Bakın şimdi, çay’a şiir mi yazılır derseniz, bu sorunun kendisi zaten bir şiirdir. Neden mi? Çünkü içinde hem gündelik hayatın basitliği hem de metafiziğin derinliği var. Hem samimi hem felsefi. Aynı çayın kendisi gibi; kaynar, bekler, demlenir, ama konuşmaz. Siz içtikçe o anlatır.
Çay’a şiir mi yazılır diye sorduk ya… Hadi buhar buhar açalım mevzuyu.
Çay, Bir Kültürdür: Demli Olan Her Şey Şiirdir
İlk bakışta bir içecek. Sıcak, siyah, bazen açık. Ama biraz dur, düşün… Çay, sabah mahmurluğu. Misafir ikramı. Sohbetin bahanesi, yalnızlığın dostu. Herkesle içilir ama bazen bir tek senle anlam kazanır.

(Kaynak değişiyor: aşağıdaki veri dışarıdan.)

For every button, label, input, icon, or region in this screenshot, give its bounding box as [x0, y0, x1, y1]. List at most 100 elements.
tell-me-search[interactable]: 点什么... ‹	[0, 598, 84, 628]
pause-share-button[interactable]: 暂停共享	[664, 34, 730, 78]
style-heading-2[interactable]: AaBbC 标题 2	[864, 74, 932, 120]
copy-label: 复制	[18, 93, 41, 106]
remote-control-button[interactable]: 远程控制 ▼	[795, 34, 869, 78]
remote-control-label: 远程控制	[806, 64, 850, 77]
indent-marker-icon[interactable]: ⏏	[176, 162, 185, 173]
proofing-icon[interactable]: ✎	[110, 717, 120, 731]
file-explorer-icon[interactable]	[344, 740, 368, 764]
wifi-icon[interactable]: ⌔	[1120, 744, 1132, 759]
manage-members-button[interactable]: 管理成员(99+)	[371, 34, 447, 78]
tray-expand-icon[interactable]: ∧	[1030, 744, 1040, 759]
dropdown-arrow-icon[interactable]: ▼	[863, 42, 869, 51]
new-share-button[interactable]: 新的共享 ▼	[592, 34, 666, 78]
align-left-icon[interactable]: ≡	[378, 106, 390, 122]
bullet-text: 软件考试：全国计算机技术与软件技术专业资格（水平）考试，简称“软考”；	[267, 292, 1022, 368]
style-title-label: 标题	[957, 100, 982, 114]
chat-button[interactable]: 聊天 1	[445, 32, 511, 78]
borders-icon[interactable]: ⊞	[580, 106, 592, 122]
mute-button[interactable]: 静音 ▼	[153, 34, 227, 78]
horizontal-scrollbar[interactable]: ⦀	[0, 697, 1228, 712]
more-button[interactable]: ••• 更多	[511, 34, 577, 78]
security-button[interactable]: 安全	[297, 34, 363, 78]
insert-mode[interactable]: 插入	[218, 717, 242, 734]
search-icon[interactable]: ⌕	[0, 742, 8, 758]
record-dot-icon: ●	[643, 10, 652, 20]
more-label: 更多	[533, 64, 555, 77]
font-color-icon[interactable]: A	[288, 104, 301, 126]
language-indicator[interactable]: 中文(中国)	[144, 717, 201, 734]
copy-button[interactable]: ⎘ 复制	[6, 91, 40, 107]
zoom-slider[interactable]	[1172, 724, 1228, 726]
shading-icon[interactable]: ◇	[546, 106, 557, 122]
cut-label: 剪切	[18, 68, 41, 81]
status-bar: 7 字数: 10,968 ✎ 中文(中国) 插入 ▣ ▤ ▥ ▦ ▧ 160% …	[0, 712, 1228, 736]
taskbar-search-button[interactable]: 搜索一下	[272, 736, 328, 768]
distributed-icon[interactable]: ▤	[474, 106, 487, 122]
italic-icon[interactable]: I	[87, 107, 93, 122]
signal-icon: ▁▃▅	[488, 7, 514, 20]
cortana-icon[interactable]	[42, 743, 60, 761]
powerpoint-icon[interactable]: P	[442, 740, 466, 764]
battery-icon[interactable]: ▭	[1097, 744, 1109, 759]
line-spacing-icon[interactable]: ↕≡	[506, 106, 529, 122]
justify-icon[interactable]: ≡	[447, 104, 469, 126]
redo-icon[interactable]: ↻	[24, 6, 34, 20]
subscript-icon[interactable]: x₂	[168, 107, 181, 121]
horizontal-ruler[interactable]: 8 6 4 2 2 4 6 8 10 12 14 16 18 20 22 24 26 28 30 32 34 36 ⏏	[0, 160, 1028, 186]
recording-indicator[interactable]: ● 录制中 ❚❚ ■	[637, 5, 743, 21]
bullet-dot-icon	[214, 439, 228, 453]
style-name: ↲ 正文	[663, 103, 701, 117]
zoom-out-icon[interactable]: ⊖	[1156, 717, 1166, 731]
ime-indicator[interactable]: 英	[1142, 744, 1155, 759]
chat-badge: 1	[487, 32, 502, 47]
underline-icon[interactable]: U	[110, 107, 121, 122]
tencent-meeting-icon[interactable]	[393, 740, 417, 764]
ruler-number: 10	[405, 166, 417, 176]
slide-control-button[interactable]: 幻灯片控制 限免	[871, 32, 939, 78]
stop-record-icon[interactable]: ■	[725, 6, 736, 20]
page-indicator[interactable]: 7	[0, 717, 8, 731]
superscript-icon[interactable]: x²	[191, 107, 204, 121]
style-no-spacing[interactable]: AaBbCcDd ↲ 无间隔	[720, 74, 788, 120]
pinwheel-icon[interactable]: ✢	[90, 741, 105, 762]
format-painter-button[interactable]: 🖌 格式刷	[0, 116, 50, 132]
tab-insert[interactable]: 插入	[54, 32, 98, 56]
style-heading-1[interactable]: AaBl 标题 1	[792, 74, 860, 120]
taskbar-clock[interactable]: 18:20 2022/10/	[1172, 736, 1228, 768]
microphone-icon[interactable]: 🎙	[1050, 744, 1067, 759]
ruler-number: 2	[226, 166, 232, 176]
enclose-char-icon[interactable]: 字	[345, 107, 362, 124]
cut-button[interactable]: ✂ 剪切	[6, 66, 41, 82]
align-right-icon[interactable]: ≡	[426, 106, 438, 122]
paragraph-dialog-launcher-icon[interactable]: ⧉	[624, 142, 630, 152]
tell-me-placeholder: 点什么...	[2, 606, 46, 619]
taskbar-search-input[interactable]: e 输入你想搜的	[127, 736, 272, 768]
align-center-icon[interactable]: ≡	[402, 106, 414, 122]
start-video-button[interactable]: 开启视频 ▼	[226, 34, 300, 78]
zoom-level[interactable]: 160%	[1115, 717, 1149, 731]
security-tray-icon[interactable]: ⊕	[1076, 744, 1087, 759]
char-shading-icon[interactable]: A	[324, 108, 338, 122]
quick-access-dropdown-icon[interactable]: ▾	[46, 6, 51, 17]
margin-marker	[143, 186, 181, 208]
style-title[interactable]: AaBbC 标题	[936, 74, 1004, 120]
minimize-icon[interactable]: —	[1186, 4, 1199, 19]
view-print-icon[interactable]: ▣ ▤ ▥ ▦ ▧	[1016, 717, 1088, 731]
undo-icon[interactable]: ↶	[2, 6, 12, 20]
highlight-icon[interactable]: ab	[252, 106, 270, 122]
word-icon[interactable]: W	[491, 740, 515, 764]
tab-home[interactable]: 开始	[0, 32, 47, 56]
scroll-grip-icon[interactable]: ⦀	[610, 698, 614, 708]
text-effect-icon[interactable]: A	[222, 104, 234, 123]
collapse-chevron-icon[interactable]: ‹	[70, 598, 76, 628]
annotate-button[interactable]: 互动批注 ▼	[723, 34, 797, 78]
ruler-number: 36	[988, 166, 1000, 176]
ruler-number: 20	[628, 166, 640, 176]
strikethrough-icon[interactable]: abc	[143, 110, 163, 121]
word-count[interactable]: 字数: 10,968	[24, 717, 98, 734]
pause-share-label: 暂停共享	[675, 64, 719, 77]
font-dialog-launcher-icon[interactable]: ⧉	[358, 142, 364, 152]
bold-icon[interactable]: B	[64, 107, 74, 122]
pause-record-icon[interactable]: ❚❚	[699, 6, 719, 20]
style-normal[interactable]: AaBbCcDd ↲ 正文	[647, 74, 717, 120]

Bu yönüyle çay bir şiirdir zaten, sadece mısraları bardağın içindedir.
Bir de çayın ritüeli var: İnce belli bardak, fokurdayan semaver, tepside şıngırdayan kaşık sesi… Sanki bir Osmanlı sahnesi değil mi? Şiir gibi bir nostalji. Bugün Starbucks’ta “Venti White Mocha” diye bağırmak ne kadar mekanikse, “Bi demli çay alayım” demek o kadar insani.
Kaldı ki Yahya Kemal çay içmedi diye biz içmeyecek değiliz ya.
İçeriz, demletiriz, üstüne şiiri de dizeriz.
çay, kültür, nostalji, yalnızlık, sohbet
Teknoloji Demlenirken İnsan Soğuyor: Çay Hâlâ Sıcak
Yapay zekâ 0’larla 1’lerle konuşur, ama çay hâlâ dumanıyla anlaşır. Her şey dijitalleşti; duygular bile emojiye dönüştü. Ama çay? O hâlâ beklemeyi bilir. Ve bu yüzden insan gibidir. Mesela bir mesaj atarsın, “konuşmamız lazım” dersin. O mesajda bir çay tadı varsa, barıştırır. Ama aynı cümle kahveyle gelirse, kavga çıkar. Çünkü çay insandır. Acele etmez. Bekleyeni anlar. Bu yüzden çay, hızlı dünyanın yavaş kalmış şiiridir.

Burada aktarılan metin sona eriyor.